I hadn't really thought about what to do beyond this point so I said, "I really like you guys."

They sort of awkwardly stared at me waiting for the "and then..." from me. But I had nothing. It was spur of the moment. Camera phones weren't a thing yet, so I couldn't even do the picture. So, after 30 long silent seconds, they just said, "Well, we're going to go watch the Used now."

It wasn't until much later that I thought about how much the "celebrity" has to work to make that interaction now crazy awkward. They have to be friendly, in a good mood, they have to have some standard questions they can ask to get a small conversation going.

I feel like I would be pretty good at making the general populas happy. But then there are days where I feel really tired and I just don't know if I could do it.

Wednesday, February 18, 2015


We aren't a very big candy family. Really, we rarely crave any sweets other than ice cream. We crave that pretty often.

But the candy we have opinions about, we have strong opinions about.

I love Sour Patch Kids, dark chocolate, Baby Ruth, and red rope licorice. Sal is really into Dots and Cadbury Creme Eggs. Those are pretty mainstream and I feel like we could both find a group of people that agree.

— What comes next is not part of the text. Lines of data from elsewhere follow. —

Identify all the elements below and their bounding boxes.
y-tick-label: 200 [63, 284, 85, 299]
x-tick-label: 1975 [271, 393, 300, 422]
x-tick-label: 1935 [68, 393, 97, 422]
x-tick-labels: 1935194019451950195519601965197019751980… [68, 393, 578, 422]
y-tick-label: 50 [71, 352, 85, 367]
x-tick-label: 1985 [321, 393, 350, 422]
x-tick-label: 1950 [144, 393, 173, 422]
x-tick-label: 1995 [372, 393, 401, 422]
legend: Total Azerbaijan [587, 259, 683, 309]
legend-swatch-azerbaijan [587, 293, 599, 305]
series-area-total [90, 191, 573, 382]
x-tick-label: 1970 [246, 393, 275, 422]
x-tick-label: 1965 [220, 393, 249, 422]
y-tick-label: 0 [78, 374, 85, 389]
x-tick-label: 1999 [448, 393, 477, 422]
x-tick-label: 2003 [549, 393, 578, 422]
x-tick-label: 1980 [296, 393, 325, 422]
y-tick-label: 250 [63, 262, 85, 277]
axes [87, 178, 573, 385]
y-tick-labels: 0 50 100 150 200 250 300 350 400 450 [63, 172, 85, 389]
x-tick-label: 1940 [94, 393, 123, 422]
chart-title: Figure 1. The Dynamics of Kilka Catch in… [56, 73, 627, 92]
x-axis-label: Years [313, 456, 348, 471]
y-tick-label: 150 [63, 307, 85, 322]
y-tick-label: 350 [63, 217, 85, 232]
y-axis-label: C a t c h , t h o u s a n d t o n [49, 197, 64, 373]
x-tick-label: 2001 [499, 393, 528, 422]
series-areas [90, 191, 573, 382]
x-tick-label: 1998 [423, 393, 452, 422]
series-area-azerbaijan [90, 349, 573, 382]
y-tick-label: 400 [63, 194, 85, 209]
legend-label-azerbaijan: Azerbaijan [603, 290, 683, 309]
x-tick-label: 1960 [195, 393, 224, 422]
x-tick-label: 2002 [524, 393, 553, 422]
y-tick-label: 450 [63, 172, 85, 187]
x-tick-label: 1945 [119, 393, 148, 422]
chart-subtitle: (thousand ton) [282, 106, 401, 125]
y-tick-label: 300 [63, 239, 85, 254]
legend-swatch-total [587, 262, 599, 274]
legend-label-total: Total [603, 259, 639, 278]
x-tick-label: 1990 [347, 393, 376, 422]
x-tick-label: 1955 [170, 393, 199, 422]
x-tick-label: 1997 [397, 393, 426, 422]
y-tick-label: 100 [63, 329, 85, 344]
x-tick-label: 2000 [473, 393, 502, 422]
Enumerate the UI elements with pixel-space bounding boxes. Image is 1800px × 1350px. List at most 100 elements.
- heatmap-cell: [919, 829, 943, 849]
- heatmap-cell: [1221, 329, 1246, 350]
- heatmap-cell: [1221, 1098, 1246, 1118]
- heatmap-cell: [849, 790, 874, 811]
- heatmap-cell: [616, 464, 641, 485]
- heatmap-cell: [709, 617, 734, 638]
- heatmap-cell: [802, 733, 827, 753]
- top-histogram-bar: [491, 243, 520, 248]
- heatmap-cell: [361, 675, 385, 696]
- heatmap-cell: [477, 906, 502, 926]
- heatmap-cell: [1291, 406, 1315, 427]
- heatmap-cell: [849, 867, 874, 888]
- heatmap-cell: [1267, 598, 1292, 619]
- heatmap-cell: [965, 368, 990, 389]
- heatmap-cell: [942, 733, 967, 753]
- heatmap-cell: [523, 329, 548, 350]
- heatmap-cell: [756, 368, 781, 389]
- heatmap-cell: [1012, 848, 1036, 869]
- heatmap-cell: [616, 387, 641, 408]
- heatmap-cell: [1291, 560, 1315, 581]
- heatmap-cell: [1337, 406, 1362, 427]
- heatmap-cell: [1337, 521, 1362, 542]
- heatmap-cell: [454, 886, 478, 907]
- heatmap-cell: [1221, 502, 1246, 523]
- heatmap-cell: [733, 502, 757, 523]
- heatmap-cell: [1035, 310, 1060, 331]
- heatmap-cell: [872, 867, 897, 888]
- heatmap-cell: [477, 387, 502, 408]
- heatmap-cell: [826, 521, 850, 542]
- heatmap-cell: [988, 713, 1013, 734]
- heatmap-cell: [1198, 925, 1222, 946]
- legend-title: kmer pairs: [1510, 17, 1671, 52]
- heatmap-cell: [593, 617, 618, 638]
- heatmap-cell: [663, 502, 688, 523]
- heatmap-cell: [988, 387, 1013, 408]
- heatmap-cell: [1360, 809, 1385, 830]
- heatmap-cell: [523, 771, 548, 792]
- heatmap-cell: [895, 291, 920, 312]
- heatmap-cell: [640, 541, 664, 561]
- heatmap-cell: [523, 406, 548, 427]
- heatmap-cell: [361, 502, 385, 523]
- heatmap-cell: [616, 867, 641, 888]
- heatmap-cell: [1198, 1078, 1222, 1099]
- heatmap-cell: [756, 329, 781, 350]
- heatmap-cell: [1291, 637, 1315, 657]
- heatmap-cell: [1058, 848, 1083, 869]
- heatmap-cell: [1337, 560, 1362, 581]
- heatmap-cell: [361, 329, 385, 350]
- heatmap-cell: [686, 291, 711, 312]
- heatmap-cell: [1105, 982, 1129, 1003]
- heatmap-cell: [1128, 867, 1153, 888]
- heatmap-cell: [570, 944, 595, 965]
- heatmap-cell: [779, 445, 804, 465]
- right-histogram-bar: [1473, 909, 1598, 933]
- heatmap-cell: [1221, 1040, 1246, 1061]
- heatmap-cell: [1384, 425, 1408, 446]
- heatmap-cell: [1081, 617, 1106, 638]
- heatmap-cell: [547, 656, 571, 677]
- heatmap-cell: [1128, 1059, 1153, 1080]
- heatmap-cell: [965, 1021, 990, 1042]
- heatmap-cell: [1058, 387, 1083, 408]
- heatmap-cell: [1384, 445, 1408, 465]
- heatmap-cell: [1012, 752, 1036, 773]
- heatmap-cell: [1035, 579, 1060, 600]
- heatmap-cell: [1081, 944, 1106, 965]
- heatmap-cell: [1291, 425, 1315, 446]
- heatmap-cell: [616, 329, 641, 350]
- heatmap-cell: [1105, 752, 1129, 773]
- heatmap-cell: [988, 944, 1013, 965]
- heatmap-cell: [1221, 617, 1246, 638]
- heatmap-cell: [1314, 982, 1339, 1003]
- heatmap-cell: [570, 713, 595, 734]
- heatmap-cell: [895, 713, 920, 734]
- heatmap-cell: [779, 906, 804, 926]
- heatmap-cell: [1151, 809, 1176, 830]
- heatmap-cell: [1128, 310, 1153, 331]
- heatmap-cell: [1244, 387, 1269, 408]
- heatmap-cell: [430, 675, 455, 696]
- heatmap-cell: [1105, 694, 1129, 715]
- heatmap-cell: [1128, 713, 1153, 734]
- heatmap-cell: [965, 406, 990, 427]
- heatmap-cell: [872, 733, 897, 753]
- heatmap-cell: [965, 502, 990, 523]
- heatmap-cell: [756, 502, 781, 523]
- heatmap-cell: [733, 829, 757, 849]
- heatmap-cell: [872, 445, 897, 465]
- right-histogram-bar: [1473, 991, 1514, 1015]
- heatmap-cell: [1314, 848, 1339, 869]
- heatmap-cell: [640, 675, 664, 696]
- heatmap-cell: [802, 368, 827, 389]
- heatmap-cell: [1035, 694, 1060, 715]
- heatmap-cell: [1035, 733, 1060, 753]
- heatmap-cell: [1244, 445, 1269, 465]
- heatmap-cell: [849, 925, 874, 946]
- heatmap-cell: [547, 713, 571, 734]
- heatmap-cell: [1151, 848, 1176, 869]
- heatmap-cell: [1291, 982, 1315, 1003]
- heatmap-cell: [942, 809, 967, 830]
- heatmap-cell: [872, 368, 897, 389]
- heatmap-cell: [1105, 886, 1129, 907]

I also defend candies that many people abhor. Peeps and Candy Corn... both my jam. Love 'em. But comedians and most people seem to really hate them. Like to the point where I fear physical violence from their reaction.

It's not like I melt Peeps and Candy Corn together to make a solid candied ball that can live in my insides forever. They are candies that I appreciate in moderation during the appropriate holidays.

But if you thought Peeps and Candy Corn were crazy candy choices, just wait until you get to my wife.

Sal loves all the candies I tried once as a child and wanted to throw up.

When I was a kid, my cousin Ryan and I took swim classes together. At the rec center there was to this day one of the best stocked vending machines I've ever seen. We systematically went one by one through the machine, buying a few snacks a week, figuring out things we loved and hated.

There were many things that we deemed were either lame or for old people.

The lame category was the mixed bag of peanuts or the normal potato chips. Stuff that either didn't have a ton of taste or were freely given out at all times.

Then there were the candies that we deemed were for old people. Zero Bars, Good and Plenty, black licorice. All disgusting candies that seemingly seem to be inspired by depression years. (After a short amount of research, all of these apparently were created during boom years, so maybe we were feeling too good about things and had to take it down a notch)

There's a Venn Diagram you could make. It would be pointless because it would essentially be one circle that said both Sallie's name and "Old People Candy."

The purpose of this post wasn't necessarily make fun of Sal's awful candy pallet, but was more of a plea not to let any of these candies into our house because they will sit on a shelf, mocking me with what should be a good thing.